The evolving therapeutic landscape for eosinophilic esophagitis (EoE) highlights dupilumab as the cornerstone biologic treatment, with a promising pipeline of emerging agents.
Dupilumab remains the only approved biologic for EoE (FDA approval in 2022, with expansions to younger patients), effectively targeting IL-4/IL-13 pathways to reduce inflammation, improve histology, and alleviate symptoms like dysphagia.
Ongoing developments include:
Cendakimab (an anti-IL-13 monoclonal antibody) has shown strong Phase 3 results, with significant and sustained improvements in symptoms, eosinophil counts, and endoscopic features through 48 weeks.
Tezepelumab (anti-TSLP) continues in its Phase 3 CROSSING trial (expected completion around 2027), building on earlier promising data.

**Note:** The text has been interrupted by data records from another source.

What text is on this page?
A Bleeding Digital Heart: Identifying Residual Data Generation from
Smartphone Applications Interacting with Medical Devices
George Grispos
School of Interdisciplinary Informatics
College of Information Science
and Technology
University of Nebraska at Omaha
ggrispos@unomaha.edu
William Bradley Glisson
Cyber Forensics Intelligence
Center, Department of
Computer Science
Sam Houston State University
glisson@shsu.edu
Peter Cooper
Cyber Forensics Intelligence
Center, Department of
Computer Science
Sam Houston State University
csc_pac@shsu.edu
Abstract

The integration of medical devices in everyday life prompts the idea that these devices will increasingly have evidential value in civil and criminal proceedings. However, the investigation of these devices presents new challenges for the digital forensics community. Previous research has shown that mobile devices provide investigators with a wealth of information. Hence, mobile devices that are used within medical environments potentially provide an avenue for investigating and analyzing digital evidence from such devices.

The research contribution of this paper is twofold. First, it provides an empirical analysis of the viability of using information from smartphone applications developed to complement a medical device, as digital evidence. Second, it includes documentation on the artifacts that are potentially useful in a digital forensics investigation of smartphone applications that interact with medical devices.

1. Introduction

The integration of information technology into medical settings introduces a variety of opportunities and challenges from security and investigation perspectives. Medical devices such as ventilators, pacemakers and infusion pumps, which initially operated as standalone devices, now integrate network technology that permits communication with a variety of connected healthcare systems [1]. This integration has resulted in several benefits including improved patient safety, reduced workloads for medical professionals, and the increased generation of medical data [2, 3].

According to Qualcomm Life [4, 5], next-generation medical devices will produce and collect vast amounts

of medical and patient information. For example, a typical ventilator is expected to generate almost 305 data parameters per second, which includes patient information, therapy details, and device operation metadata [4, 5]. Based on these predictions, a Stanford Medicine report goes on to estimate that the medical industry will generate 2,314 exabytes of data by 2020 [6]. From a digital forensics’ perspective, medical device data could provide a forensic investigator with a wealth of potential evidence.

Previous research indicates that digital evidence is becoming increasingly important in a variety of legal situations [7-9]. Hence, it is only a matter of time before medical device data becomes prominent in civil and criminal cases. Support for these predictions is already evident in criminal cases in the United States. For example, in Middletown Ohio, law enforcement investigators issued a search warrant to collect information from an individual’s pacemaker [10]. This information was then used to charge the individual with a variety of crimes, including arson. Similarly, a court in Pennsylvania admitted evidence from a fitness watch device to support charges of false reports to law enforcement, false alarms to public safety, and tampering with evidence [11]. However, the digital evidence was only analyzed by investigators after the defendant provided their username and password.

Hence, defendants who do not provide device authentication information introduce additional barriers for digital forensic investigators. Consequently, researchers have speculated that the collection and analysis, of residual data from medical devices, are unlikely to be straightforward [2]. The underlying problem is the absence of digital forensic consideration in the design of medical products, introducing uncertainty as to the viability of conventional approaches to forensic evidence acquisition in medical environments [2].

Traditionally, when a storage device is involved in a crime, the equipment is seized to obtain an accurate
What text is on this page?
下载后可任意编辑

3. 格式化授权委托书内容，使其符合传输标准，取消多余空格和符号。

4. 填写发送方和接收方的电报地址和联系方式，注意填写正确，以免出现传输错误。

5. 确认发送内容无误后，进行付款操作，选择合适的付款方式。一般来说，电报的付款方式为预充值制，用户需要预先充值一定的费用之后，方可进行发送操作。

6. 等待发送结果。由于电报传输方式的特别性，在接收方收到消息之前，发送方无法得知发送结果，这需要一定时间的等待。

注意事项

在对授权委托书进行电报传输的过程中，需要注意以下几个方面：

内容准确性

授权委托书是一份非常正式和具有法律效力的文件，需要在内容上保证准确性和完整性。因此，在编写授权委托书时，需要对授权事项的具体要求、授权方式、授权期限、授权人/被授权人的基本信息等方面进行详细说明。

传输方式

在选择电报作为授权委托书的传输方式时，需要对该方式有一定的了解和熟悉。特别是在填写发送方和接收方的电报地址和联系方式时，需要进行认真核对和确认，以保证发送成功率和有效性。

Vonoprazan (a potassium-competitive acid blocker) is advancing into Phase 2 studies for EoE, offering potential as an enhanced acid suppression option beyond traditional PPIs.
Topical corticosteroids (e.g., budesonide formulations) and PPIs stay essential first-line therapies, while broader reviews emphasize precision approaches, comprehensive endpoints, and addressing symptom-histology discordance.
The field is progressing toward more targeted, disease-modifying options to prevent complications like fibrosis.